Why am I so repulsed by a disorderly drawer? Are there not disorderly drawers in every nook and cranny inside my squiggly lined jumble of a brain? I describe my brain that way with love – I love how I think. I love that I have webs of thoughts and ideas cascading out in a million directions all the time – to me, it’s a jungle gym of delight in there. Well…mostly.
Admittedly, it does feel disorganized and a little wild in there sometimes. It can be hard for me to stay on track with one idea for long, and there are times that I’m overwhelmed by the sheer chaos of my own thoughts, interesting as they might be. Sometimes, I really don’t have a ton of control over how many ideas my brain takes upon itself to explore, analyze, and compare. I’m just along for the ride, and it can sometimes be exhausting.
It’s Me, Hi, I’m the “Problem”
That being said, I think I know what’s going on with my spoon fiasco – well, I know the version of explanation I’m willing to accept today. There’s several explanations that would be valid. Today’s? It’s not about cleanliness or aesthetics. It’s just such an unbridled wilderness inside of my brain that any one tiny thing outside of it, whether that be in the form of an actual to-do list item or simply a difference in my environment to process, is jarring.
It adds to my mental to-do list, and I do not need more things on that list, especially not ones that are not exciting or interesting to me, competing with the ones that are. Any extra little passing thought at an inopportune time can feel like a chore because it makes it more challenging to weather the storm taking place in my head.

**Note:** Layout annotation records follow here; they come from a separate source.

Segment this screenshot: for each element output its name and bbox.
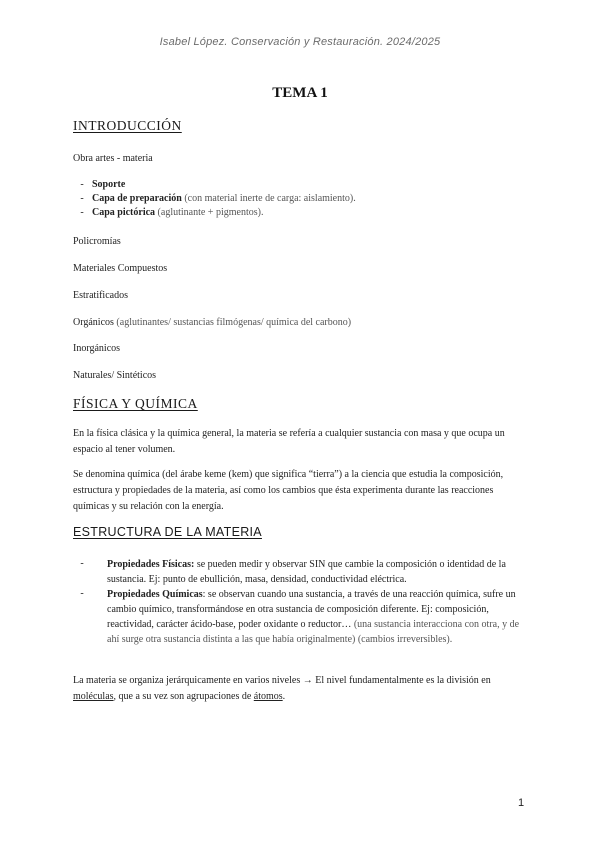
paragraph-final xyxy=(73,673,528,705)
estructura-bullet-list xyxy=(73,557,528,647)
bullet-bold: Soporte xyxy=(92,179,126,190)
bullet-dash: - xyxy=(80,193,84,204)
list-item xyxy=(73,192,528,206)
bullet-dash: - xyxy=(80,588,84,599)
final-text-c: . xyxy=(282,691,286,702)
line-inorganicos: Inorgánicos xyxy=(73,343,121,354)
list-item xyxy=(73,587,528,647)
list-item xyxy=(73,557,528,587)
line-compuestos: Materiales Compuestos xyxy=(73,263,168,274)
intro-line: Obra artes - materia xyxy=(73,153,153,164)
page-number: 1 xyxy=(518,797,525,809)
bullet-text: se pueden medir y observar SIN que cambie la composición o identidad de la sustancia. Ej: punto de ebullición, masa, densidad, conductividad eléctrica. xyxy=(107,559,506,585)
bullet-bold: Propiedades Químicas xyxy=(107,589,203,600)
link-atomos: átomos xyxy=(253,691,283,702)
list-item xyxy=(73,206,528,220)
list-item xyxy=(73,178,528,192)
bullet-bold: Capa de preparación xyxy=(92,193,182,204)
bullet-dash: - xyxy=(80,179,84,190)
bullet-note: (con material inerte de carga: aislamiento). xyxy=(181,193,356,204)
link-moleculas: moléculas xyxy=(73,691,114,702)
line-estratificados: Estratificados xyxy=(73,290,128,301)
section-heading-fisica-quimica: FÍSICA Y QUÍMICA xyxy=(73,396,198,411)
bullet-bold: Propiedades Físicas: xyxy=(107,559,195,570)
bullet-text: : se observan cuando una sustancia, a través de una reacción química, sufre un cambio químico, transformándose en otra sustancia de composición diferente. Ej: composición, reactividad, carácter ácido-base, poder oxidante o reductor… xyxy=(107,589,516,630)
bullet-note: (una sustancia interacciona con otra, y de ahí surge otra sustancia distinta a las que había originalmente) (cambios irreversibles). xyxy=(107,619,520,645)
bullet-note: (aglutinante + pigmentos). xyxy=(155,207,264,218)
bullet-dash: - xyxy=(80,207,84,218)
intro-bullet-list xyxy=(73,178,528,220)
organicos-note: (aglutinantes/ sustancias filmógenas/ química del carbono) xyxy=(113,317,352,328)
organicos-label: Orgánicos xyxy=(73,317,114,328)
line-organicos xyxy=(73,315,528,331)
line-policromias: Policromías xyxy=(73,236,121,247)
final-text-b: , que a su vez son agrupaciones de xyxy=(113,691,254,702)
page-header: Isabel López. Conservación y Restauración. 2024/2025 xyxy=(159,36,441,48)
bullet-dash: - xyxy=(80,558,84,569)
paragraph-fisica: En la física clásica y la química general, la materia se refería a cualquier sustancia con masa y que ocupa un espacio al tener volumen. xyxy=(73,428,505,455)
bullet-bold: Capa pictórica xyxy=(92,207,156,218)
section-heading-introduccion: INTRODUCCIÓN xyxy=(73,118,182,133)
page-title: TEMA 1 xyxy=(272,85,328,101)
paragraph-quimica: Se denomina química (del árabe keme (kem) que significa “tierra”) a la ciencia que estudia la composición, estructura y propiedades de la materia, así como los cambios que ésta experimenta durante las reacciones químicas y su relación con la energía. xyxy=(73,469,504,512)
section-heading-estructura: ESTRUCTURA DE LA MATERIA xyxy=(73,525,262,539)
final-text-a: La materia se organiza jerárquicamente en varios niveles → El nivel fundamentalmente es la división en xyxy=(73,675,491,686)
line-naturales: Naturales/ Sintéticos xyxy=(73,370,157,381)
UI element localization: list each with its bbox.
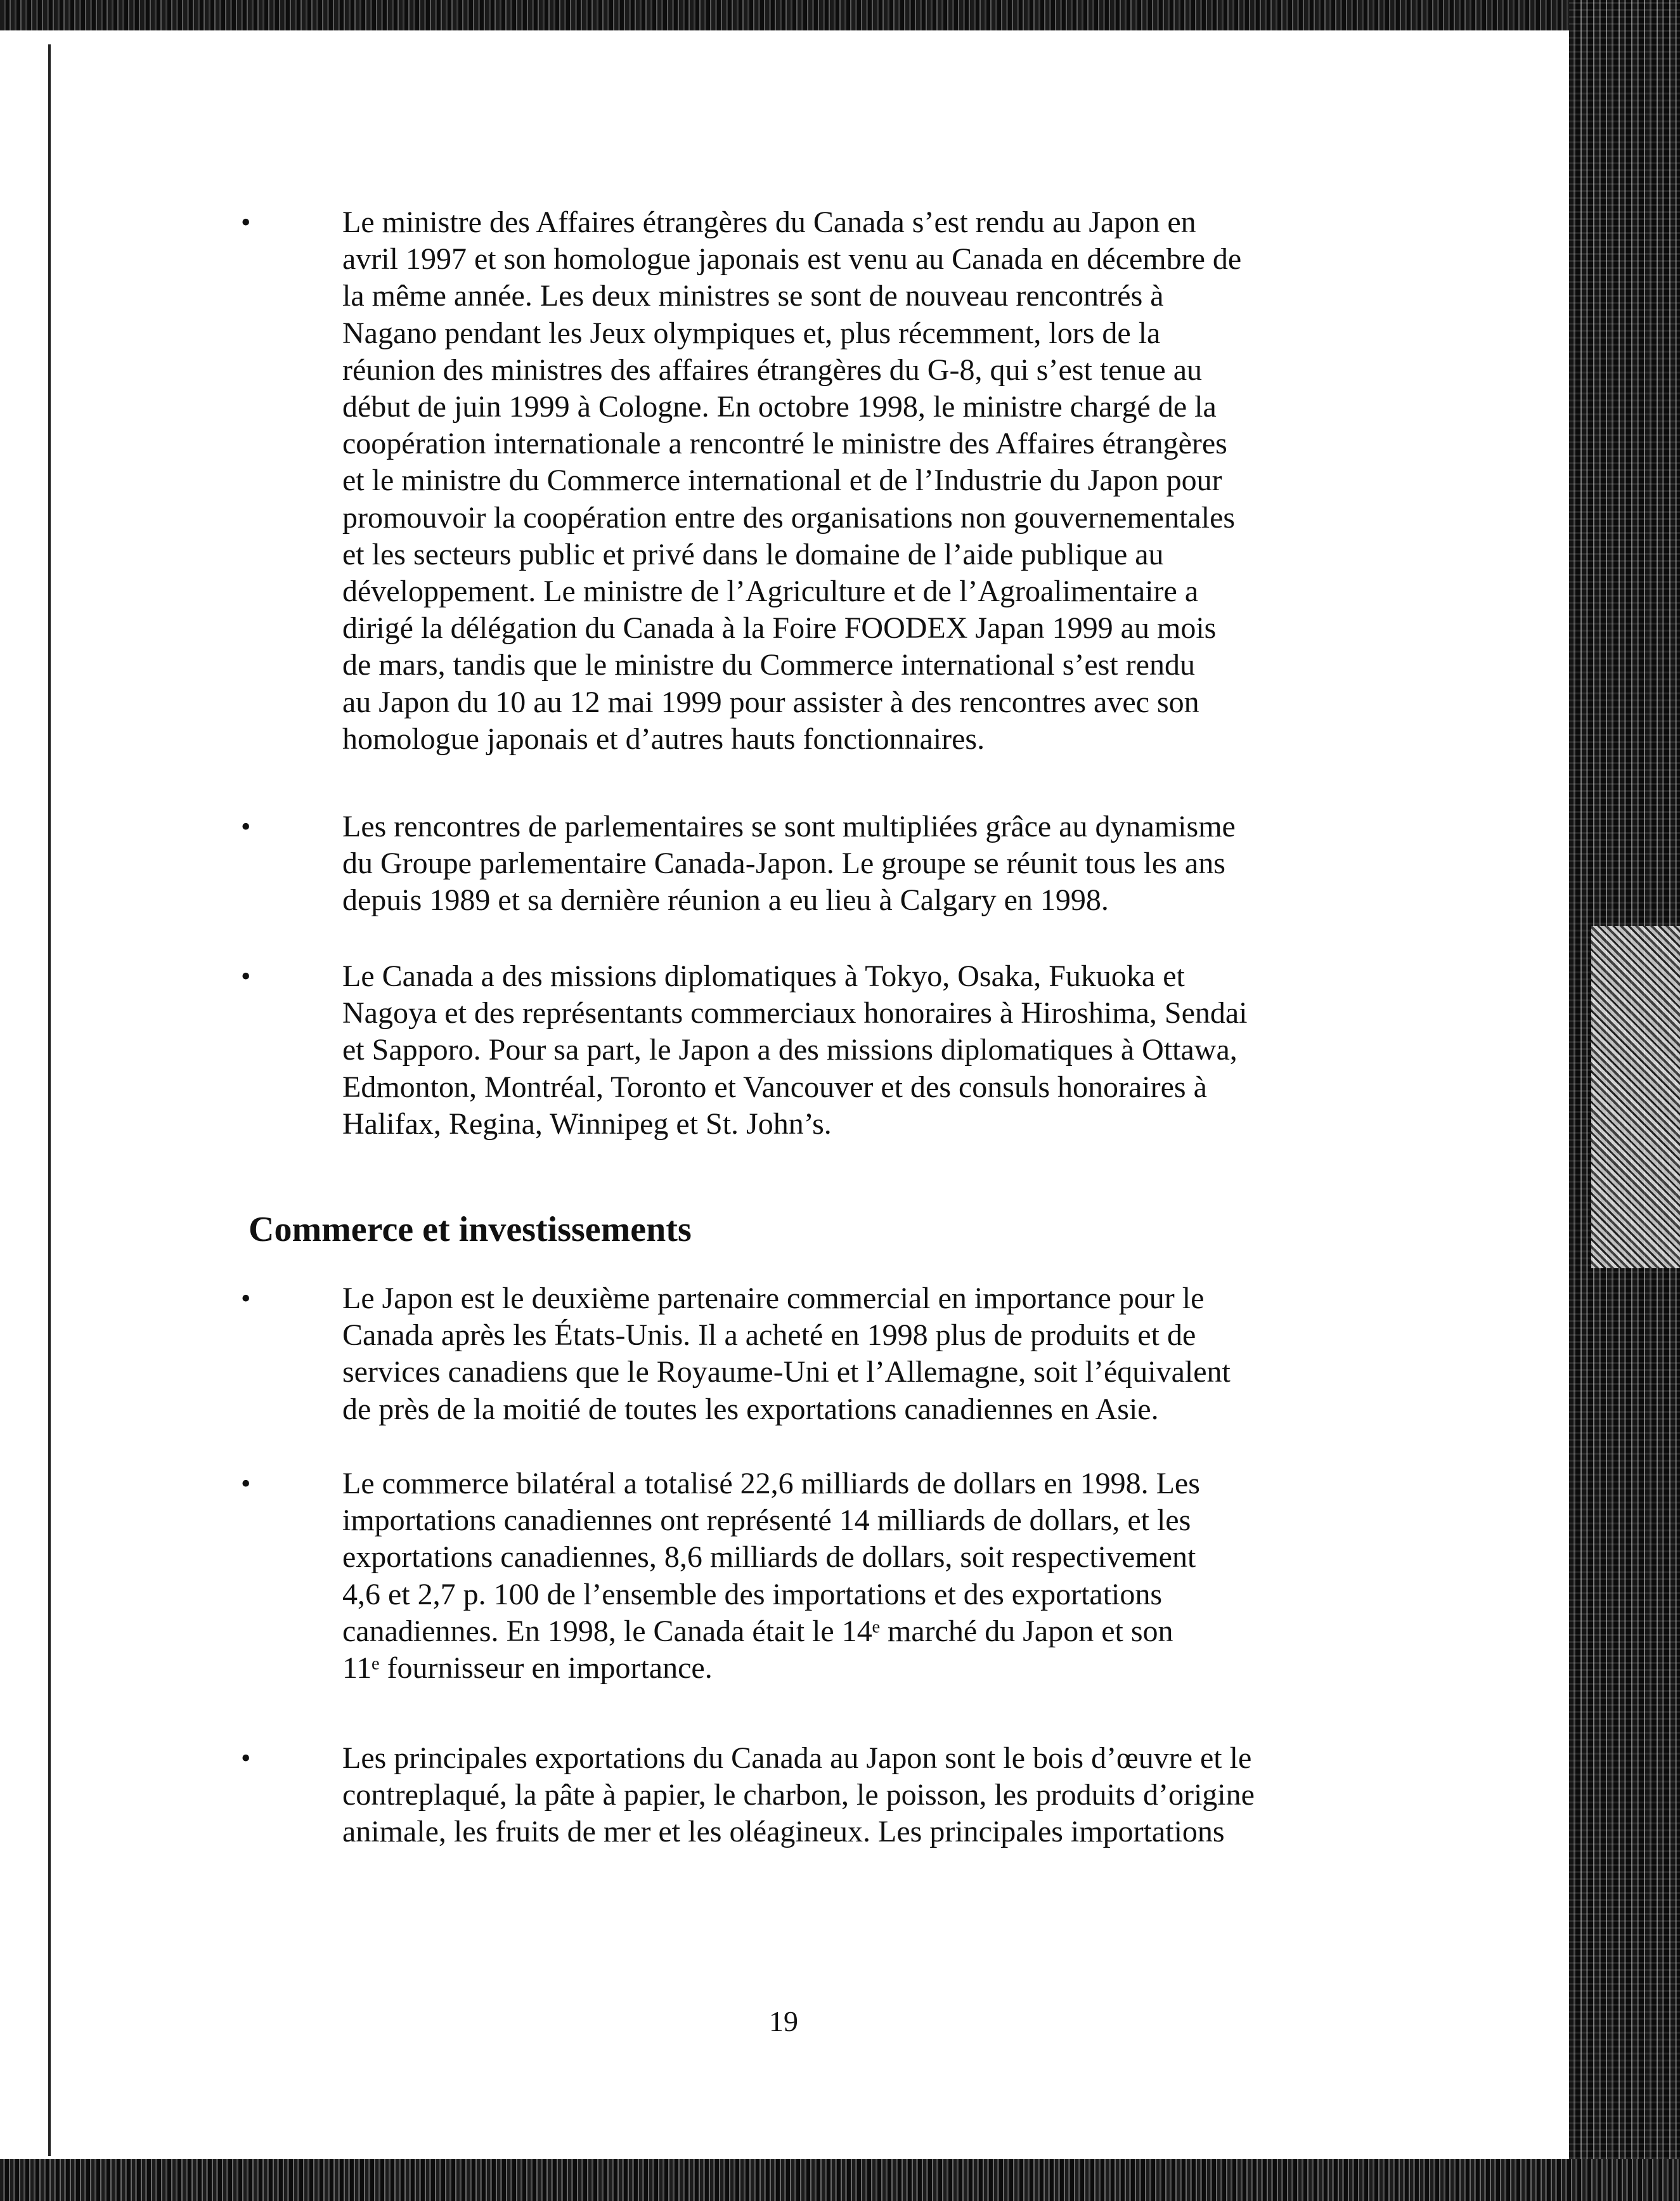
text-line: Les rencontres de parlementaires se sont multipliées grâce au dynamisme	[342, 810, 1236, 843]
text-line: au Japon du 10 au 12 mai 1999 pour assister à des rencontres avec son	[342, 685, 1199, 719]
text-line: et le ministre du Commerce international et de l’Industrie du Japon pour	[342, 464, 1222, 498]
text-line: Nagoya et des représentants commerciaux honoraires à Hiroshima, Sendai	[342, 996, 1248, 1030]
text-line: Canada après les États-Unis. Il a acheté en 1998 plus de produits et de	[342, 1318, 1196, 1353]
bullet-marker: •	[241, 1743, 251, 1774]
text-line: canadiennes. En 1998, le Canada était le 14ᵉ marché du Japon et son	[342, 1614, 1173, 1648]
bullet-marker: •	[241, 1468, 251, 1499]
bullet-marker: •	[241, 207, 251, 238]
binding-rule	[48, 44, 51, 2156]
paragraph	[342, 204, 1572, 758]
text-line: de près de la moitié de toutes les exportations canadiennes en Asie.	[342, 1392, 1159, 1426]
text-line: Le Japon est le deuxième partenaire commercial en importance pour le	[342, 1282, 1205, 1315]
paragraph	[342, 1280, 1572, 1428]
text-line: développement. Le ministre de l’Agriculture et de l’Agroalimentaire a	[342, 575, 1199, 609]
paragraph	[342, 1740, 1572, 1851]
text-line: animale, les fruits de mer et les oléagineux. Les principales importations	[342, 1815, 1225, 1849]
text-line: réunion des ministres des affaires étrangères du G-8, qui s’est tenue au	[342, 353, 1203, 387]
section-heading: Commerce et investissements	[249, 1210, 692, 1249]
text-line: avril 1997 et son homologue japonais est venu au Canada en décembre de	[342, 242, 1242, 276]
text-line: promouvoir la coopération entre des organisations non gouvernementales	[342, 500, 1236, 535]
text-line: Le commerce bilatéral a totalisé 22,6 milliards de dollars en 1998. Les	[342, 1467, 1200, 1500]
scan-border-top	[0, 0, 1680, 30]
text-line: homologue japonais et d’autres hauts fonctionnaires.	[342, 722, 985, 756]
paragraph	[342, 808, 1572, 919]
text-line: Le ministre des Affaires étrangères du Canada s’est rendu au Japon en	[342, 205, 1196, 239]
text-line: et Sapporo. Pour sa part, le Japon a des missions diplomatiques à Ottawa,	[342, 1033, 1237, 1067]
bullet-marker: •	[241, 961, 251, 992]
text-line: importations canadiennes ont représenté 14 milliards de dollars, et les	[342, 1503, 1191, 1538]
text-line: de mars, tandis que le ministre du Commerce international s’est rendu	[342, 648, 1195, 682]
text-line: Le Canada a des missions diplomatiques à Tokyo, Osaka, Fukuoka et	[342, 959, 1185, 993]
text-line: exportations canadiennes, 8,6 milliards de dollars, soit respectivement	[342, 1540, 1196, 1574]
page-number: 19	[769, 2005, 798, 2037]
text-line: dirigé la délégation du Canada à la Foire FOODEX Japan 1999 au mois	[342, 611, 1217, 646]
paragraph	[342, 1465, 1572, 1687]
text-line: Les principales exportations du Canada au Japon sont le bois d’œuvre et le	[342, 1741, 1252, 1775]
text-line: contreplaqué, la pâte à papier, le charbon, le poisson, les produits d’origine	[342, 1778, 1255, 1812]
text-line: coopération internationale a rencontré le ministre des Affaires étrangères	[342, 427, 1227, 461]
text-line: et les secteurs public et privé dans le domaine de l’aide publique au	[342, 537, 1164, 571]
bullet-marker: •	[241, 811, 251, 842]
text-line: 11ᵉ fournisseur en importance.	[342, 1651, 713, 1685]
text-line: 4,6 et 2,7 p. 100 de l’ensemble des importations et des exportations	[342, 1577, 1163, 1611]
text-line: début de juin 1999 à Cologne. En octobre 1998, le ministre chargé de la	[342, 390, 1217, 424]
text-line: du Groupe parlementaire Canada-Japon. Le groupe se réunit tous les ans	[342, 847, 1225, 881]
scan-noise-patch	[1591, 926, 1680, 1268]
text-line: Halifax, Regina, Winnipeg et St. John’s.	[342, 1107, 832, 1141]
text-line: depuis 1989 et sa dernière réunion a eu lieu à Calgary en 1998.	[342, 883, 1109, 918]
text-line: Nagano pendant les Jeux olympiques et, plus récemment, lors de la	[342, 316, 1161, 350]
paragraph	[342, 958, 1572, 1143]
text-line: la même année. Les deux ministres se sont de nouveau rencontrés à	[342, 279, 1164, 313]
bullet-marker: •	[241, 1283, 251, 1314]
text-line: Edmonton, Montréal, Toronto et Vancouver et des consuls honoraires à	[342, 1070, 1207, 1104]
text-line: services canadiens que le Royaume-Uni et l’Allemagne, soit l’équivalent	[342, 1355, 1231, 1389]
scan-border-bottom	[0, 2159, 1680, 2201]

Outside of my head, in my home environment which I design to be my place of peace and sanctuary…I kind of just want things to be the same.
Is that so wrong?
Gratitude Helps
Maybe it’s not wrong… But I recognize that it’s not super conducive to living harmoniously with other people. Truthfully, I recognize that the very fact that I have a house, with a drawer, with a silverware organizer in it, let alone a loved one that I care for enough to let stay in my home, means I have won several lotteries in life. I’m grateful for that.
Gratitude is always the answer.
I will remind myself one moment at a time to put things in perspective, to practice gratitude for the fact that I have a fresh cup of coffee to need a spoon to stir at all, and to try my best to accept a little disorderliness here and there. It’s only life, after all.